- Born: 14 December 1960 (age 65) Bari, Apulia, Italy
- Other names: Savinuccio
- Known for: Founder and head of the Parisi-Palermiti clan
- Criminal status: Imprisoned since 2016
- Children: Tommaso "Tommy" Parisi
- Relatives: Giuseppe Parisi (brother)
- Allegiance: Parisi-Palermiti clan

= Savino Parisi =

Italian criminal

Savino Parisi (14 December 1960) is an Italian criminal, one of the most important crime bosses of the Bari region, and one of the founders and heads of the Parisi-Palermiti clan.

== Biography ==
Savino Parisi, known as "Savinuccio", made his way in the Bari crime scene with robberies, extortions and smuggling in the 1970s.

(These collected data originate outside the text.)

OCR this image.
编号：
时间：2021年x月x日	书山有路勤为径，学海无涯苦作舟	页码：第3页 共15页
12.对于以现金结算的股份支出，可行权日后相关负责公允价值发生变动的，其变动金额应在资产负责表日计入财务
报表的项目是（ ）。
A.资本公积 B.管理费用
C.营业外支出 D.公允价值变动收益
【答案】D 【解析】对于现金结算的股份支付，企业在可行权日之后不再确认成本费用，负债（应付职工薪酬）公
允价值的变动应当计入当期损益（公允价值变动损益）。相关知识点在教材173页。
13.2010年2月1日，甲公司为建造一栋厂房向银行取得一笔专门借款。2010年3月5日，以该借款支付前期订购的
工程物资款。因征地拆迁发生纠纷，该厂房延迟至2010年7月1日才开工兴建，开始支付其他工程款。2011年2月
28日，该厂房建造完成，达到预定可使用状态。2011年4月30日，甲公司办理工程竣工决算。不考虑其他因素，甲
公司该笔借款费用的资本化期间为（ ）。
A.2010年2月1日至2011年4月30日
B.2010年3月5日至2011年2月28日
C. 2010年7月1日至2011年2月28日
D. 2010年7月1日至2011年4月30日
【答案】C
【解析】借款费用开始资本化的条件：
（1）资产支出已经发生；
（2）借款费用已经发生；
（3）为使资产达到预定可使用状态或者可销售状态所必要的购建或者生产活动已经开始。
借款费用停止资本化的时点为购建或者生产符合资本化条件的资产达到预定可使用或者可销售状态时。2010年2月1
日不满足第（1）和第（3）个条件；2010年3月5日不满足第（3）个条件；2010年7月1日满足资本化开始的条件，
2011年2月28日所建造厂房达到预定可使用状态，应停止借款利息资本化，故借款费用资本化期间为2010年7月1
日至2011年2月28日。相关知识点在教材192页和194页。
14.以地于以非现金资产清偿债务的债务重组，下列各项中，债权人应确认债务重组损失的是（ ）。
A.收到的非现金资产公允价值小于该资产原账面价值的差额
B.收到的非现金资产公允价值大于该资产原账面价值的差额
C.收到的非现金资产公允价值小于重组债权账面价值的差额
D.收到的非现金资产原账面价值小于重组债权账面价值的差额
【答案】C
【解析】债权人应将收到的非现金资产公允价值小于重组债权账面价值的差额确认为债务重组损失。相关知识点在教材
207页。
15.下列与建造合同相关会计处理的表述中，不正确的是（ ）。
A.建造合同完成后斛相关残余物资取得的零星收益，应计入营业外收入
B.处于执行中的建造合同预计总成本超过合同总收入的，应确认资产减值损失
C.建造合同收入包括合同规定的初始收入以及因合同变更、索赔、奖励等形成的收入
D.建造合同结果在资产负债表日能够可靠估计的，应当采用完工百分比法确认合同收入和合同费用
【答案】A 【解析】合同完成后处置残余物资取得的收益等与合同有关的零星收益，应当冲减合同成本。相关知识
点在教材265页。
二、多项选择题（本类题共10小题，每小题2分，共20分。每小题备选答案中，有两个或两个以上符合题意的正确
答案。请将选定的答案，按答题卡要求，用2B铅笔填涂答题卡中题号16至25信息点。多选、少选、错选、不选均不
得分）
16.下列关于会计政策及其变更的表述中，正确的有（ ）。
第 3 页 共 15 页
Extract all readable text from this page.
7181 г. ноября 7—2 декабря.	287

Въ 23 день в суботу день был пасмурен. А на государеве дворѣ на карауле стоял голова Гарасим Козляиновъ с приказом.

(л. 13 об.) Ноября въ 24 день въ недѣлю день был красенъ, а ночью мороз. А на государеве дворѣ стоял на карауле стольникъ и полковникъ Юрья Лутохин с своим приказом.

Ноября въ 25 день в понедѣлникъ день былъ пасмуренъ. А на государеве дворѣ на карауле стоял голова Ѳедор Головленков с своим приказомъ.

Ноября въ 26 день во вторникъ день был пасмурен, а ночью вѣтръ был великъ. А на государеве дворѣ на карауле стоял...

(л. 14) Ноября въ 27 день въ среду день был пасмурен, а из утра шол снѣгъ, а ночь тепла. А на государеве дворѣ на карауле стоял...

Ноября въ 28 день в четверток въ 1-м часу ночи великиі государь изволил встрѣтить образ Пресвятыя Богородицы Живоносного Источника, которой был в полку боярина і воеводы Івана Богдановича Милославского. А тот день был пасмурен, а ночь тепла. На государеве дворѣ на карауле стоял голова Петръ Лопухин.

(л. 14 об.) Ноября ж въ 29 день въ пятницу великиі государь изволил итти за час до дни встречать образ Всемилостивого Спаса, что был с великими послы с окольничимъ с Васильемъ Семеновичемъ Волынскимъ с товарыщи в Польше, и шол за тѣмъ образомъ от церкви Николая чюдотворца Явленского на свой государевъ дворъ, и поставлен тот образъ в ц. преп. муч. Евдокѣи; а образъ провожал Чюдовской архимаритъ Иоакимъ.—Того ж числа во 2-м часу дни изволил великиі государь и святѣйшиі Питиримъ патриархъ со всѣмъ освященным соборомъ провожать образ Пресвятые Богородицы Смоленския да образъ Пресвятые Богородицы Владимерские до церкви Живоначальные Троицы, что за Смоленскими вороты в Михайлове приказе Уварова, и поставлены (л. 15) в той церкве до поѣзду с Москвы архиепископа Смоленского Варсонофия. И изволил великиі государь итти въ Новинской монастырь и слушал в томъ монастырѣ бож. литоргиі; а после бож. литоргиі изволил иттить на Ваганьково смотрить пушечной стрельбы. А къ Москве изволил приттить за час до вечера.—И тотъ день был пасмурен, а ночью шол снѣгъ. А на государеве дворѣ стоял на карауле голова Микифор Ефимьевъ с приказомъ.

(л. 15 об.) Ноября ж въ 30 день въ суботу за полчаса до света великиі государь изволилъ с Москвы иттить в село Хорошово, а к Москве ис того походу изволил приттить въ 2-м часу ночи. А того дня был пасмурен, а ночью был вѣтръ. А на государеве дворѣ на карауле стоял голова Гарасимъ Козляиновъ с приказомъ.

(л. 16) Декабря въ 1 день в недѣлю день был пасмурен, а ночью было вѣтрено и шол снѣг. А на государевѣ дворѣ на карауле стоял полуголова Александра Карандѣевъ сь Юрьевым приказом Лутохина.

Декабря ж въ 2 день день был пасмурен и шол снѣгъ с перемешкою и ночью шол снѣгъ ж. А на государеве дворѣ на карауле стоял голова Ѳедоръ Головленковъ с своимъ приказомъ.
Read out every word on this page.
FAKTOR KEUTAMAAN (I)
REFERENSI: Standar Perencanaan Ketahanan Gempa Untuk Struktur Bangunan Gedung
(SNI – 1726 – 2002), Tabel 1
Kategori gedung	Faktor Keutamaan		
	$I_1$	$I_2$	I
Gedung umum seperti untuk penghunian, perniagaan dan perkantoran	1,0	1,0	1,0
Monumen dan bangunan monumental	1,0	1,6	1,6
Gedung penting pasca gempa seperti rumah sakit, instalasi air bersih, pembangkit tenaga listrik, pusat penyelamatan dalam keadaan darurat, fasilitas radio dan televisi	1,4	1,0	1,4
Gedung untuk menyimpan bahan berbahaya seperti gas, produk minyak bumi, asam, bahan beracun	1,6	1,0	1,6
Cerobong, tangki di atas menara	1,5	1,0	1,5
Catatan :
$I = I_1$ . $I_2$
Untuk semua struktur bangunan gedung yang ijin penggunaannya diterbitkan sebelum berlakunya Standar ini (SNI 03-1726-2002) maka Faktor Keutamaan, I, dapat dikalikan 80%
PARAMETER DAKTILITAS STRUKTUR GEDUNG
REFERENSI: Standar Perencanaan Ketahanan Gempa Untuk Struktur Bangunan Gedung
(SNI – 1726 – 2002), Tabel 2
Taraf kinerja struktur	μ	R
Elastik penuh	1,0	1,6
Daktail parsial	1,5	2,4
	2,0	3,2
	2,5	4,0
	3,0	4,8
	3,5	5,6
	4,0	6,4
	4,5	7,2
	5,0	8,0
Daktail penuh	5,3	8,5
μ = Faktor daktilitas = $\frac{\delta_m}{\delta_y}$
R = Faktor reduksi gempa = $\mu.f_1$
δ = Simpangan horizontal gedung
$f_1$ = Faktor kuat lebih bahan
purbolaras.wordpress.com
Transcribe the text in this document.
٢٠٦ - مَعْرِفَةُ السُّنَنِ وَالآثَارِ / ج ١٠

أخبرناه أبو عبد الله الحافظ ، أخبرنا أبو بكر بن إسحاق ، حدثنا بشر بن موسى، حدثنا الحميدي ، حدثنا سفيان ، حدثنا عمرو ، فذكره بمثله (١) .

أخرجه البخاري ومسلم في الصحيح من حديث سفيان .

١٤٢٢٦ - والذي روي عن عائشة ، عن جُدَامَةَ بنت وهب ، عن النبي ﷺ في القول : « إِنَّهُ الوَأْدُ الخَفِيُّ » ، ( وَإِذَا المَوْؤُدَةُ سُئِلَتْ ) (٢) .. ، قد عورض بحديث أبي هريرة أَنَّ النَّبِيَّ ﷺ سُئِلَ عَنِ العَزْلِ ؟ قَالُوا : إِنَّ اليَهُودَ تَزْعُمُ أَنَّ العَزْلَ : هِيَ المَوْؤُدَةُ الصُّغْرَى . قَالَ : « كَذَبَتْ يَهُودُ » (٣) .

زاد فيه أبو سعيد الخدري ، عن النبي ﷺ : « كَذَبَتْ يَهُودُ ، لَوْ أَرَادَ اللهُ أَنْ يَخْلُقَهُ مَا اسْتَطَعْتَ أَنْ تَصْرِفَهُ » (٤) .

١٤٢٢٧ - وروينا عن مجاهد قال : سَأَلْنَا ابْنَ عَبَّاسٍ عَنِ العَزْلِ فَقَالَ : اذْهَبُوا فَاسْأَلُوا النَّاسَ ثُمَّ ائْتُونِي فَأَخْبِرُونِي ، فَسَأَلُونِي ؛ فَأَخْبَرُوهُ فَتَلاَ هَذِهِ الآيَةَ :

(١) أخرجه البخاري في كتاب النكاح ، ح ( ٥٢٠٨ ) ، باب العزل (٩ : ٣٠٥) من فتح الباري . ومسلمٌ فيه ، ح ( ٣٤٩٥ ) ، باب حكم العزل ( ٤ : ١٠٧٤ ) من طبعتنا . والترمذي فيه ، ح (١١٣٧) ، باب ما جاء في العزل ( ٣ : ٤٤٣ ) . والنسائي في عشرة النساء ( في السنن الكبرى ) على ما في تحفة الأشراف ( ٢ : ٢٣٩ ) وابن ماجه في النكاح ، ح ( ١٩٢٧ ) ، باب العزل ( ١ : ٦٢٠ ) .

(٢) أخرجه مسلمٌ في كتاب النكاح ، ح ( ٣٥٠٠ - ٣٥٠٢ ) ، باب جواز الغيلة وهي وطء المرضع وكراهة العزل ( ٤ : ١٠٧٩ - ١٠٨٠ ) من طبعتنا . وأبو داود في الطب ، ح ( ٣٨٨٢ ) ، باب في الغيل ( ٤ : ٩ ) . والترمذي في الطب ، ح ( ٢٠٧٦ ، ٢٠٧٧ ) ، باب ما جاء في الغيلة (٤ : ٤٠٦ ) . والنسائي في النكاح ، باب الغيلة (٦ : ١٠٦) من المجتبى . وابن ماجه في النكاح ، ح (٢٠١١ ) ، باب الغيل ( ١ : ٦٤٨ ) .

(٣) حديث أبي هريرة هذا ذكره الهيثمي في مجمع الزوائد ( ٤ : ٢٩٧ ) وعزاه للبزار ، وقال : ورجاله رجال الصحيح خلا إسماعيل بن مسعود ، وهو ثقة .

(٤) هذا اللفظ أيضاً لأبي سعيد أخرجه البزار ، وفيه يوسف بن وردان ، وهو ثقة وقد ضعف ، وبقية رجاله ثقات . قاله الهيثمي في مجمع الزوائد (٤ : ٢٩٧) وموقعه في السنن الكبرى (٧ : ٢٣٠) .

Parisi soon became the right-hand man of Francesco Biancoli, known as Il Dado, who controlled the gambling dens and drug dealing in the Libertà district during the 1980s.

In 1984, he was brought among the defendants in the maxi-trial against Puglia, before joining the Sacra Corona Unita and then leaving it in 1986, founding an independent clan in the Bari's Japigia neighbourhood. Between the 1980s and 1990s Japigia was one of the most important heroin dealing area in Southern Italy and Parisi, together with Antonio Capriati, founder and historical head of the Capriati clan, established links with the 'Ndrangheta, making money rain down thanks to drugs and extortion.

After several detentions he was finally arrested on 9 March 2016 and since then he has been in prison with long sentences to serve.

According to media reports in January 2025, in authorized video calls, intercepted by investigators, Savino Parisi allegedly declared that he "has no regrets and would do everything he has done again". According to the prosecution, Parisi would continue to manage the clan's affairs even from prison, sending "embassies" to his family, especially to his son Tommaso and his brother Giuseppe "Mames", considered the current regent of the clan. On 21 February 2025, Parisi, before the judge of the abbreviated trial in which he is involved, denied having used "cryptic and allusive" language relating to illegal affairs during video calls made from Terni prison. In short, he would not have conveyed any message to the outside, nor would he have ever been asked for his consent to settle disputes within the clan and, of some events, he would not even have been made aware. Savinuccio also stated that he had always tried to keep his son away from the clan's affairs.

== Personal life ==
Savino Parisi is the father of Tommaso Parisi, known as "Tommy", born on 11 August 1983. Tommaso is a famous rapper and singer in the Bari's music scene, and is considered by the authorities to be a member of his father's clan, having been arrested and involved in legal matters several times.